Once we pass this grid into the solver, then we need to add a method for computing desired step size which gets called at each step of the integration. Probably something like the following would work...

>>> np.diff(grid, 1)
array([ -2.09395679e+01,  -1.65549129e+01,  -1.30883856e+01,
        -1.03477342e+01,  -8.18096341e+00,  -6.46790502e+00,
        -5.11355366e+00,  -4.04279762e+00,  -3.19625327e+00,
        -2.52697164e+00,  -1.99783470e+00,  -1.57949675e+00,
        -1.24875695e+00,  -9.87272643e-01,  -7.80542018e-01,
        -6.17099892e-01,  -4.87881841e-01,  -3.85721492e-01,
        -3.04953078e-01,  -2.41097221e-01,  -1.90612505e-01,
        -1.50699070e-01,  -1.19143336e-01,  -9.41952363e-02,
        -7.44711608e-02,  -5.88772215e-02,  -4.65485858e-02,
        -3.68015130e-02,  -2.90954352e-02,  -2.30029768e-02,
        -1.81862529e-02,  -1.43781301e-02,  -1.13674118e-02,
        -8.98712488e-03,  -7.10525977e-03,  -5.61744907e-03,
        -4.44117951e-03,  -3.51121571e-03,  -2.77598231e-03,
        -2.19470361e-03,  -1.73514216e-03,  -1.37181089e-03,
        -1.08455962e-03,  -8.57457520e-04,  -6.77909620e-04,
        -5.35958275e-04,  -4.23730928e-04,  -3.35003503e-04,
        -2.64855217e-04])

...which means that the new method would look something like...

def _compute_step_size(self, grid):
    return np.diff(grid, 1)

This method should then get called outside the while loop to compute the step sizes.

step_sizes = self._compute_step_size(grid)

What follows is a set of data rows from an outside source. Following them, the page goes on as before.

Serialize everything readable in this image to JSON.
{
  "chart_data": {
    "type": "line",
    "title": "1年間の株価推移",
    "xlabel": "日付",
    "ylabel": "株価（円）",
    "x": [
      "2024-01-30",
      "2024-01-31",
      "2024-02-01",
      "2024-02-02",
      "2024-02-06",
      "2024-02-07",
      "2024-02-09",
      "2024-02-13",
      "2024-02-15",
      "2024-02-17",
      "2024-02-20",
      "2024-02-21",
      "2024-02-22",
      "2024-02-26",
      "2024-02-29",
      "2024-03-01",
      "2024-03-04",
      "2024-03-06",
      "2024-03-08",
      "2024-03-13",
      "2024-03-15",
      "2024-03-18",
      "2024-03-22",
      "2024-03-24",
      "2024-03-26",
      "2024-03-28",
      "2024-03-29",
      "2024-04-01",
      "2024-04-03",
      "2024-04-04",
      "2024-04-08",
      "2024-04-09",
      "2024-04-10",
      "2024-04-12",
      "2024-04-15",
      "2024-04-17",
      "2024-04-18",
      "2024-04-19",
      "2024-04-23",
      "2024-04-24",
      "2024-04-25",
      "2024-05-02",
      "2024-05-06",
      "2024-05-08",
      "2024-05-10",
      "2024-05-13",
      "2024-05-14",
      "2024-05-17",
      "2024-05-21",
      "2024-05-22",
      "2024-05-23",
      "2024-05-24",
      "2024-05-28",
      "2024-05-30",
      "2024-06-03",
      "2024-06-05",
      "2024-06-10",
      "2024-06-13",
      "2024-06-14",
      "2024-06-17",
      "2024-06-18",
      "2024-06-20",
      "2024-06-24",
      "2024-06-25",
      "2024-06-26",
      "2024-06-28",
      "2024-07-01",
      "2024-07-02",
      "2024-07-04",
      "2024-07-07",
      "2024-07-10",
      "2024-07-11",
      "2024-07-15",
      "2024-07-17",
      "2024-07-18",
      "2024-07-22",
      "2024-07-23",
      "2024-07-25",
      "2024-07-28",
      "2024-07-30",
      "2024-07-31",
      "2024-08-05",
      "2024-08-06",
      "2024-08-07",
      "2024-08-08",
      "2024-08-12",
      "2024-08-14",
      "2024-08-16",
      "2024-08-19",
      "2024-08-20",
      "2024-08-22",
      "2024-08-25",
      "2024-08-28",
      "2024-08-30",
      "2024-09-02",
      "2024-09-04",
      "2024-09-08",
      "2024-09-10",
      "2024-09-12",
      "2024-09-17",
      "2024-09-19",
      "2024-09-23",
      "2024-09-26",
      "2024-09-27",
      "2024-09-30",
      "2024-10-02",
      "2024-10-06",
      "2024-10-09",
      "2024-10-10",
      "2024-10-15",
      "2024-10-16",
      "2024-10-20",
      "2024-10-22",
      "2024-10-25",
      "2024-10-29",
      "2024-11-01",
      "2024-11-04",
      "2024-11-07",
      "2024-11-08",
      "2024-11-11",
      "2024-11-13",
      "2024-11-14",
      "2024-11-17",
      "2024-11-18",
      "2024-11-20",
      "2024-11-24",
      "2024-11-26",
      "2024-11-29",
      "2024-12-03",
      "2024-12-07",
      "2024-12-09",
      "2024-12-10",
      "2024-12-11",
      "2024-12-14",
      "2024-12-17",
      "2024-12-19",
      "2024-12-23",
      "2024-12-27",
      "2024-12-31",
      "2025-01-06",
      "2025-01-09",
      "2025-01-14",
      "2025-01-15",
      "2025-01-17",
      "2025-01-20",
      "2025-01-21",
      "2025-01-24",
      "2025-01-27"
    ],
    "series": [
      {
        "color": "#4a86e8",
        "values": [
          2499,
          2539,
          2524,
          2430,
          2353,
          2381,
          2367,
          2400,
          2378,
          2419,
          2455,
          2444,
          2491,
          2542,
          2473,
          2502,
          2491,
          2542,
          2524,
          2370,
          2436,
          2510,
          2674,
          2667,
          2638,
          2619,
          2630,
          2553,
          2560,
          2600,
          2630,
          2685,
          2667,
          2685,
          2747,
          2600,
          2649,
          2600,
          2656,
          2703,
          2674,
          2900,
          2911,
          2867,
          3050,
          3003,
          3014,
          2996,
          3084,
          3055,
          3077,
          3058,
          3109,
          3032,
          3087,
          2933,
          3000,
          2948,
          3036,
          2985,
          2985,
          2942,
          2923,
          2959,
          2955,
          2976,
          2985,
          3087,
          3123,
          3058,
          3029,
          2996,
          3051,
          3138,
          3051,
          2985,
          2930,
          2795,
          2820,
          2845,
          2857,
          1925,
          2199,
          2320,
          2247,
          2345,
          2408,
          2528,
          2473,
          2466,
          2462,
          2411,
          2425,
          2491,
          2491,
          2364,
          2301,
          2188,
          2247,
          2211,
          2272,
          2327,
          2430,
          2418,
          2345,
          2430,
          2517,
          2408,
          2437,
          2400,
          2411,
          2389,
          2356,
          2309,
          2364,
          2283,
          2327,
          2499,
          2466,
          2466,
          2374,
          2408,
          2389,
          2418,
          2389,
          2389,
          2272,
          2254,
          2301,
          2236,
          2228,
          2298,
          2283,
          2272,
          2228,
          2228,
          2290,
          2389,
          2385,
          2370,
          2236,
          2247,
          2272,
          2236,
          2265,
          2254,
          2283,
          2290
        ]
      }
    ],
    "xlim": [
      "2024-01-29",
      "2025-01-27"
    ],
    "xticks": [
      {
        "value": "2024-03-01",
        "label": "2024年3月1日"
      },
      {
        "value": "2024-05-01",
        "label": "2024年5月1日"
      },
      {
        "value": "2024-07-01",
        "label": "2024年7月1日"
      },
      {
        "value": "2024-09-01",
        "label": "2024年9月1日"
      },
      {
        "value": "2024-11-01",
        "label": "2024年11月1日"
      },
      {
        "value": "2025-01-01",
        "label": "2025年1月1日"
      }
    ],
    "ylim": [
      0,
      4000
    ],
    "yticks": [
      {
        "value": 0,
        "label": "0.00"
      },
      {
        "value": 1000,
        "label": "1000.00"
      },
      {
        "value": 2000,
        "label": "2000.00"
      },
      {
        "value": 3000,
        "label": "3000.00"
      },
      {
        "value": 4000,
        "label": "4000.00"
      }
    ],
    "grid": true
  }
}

Then within the while loop one would just select the next step size in the sequence where appropriate.

crisla commented 9 years ago

That sounds great! Do you think this maybe has to do with the fact that the collocation solver was not so good at points close to zero? Maybe we needed to feed it more small values?

davidrpugh commented 9 years ago

@crisla

I don't think this is the problem with the collocation solver. For the most part I was using Chebyshev polynomials which automatically leads to more knots being placed near the "edges" of the domain. I will get back to the collocation solver later this week.

Let me know how you get on with using the new functionality I added in PR #21.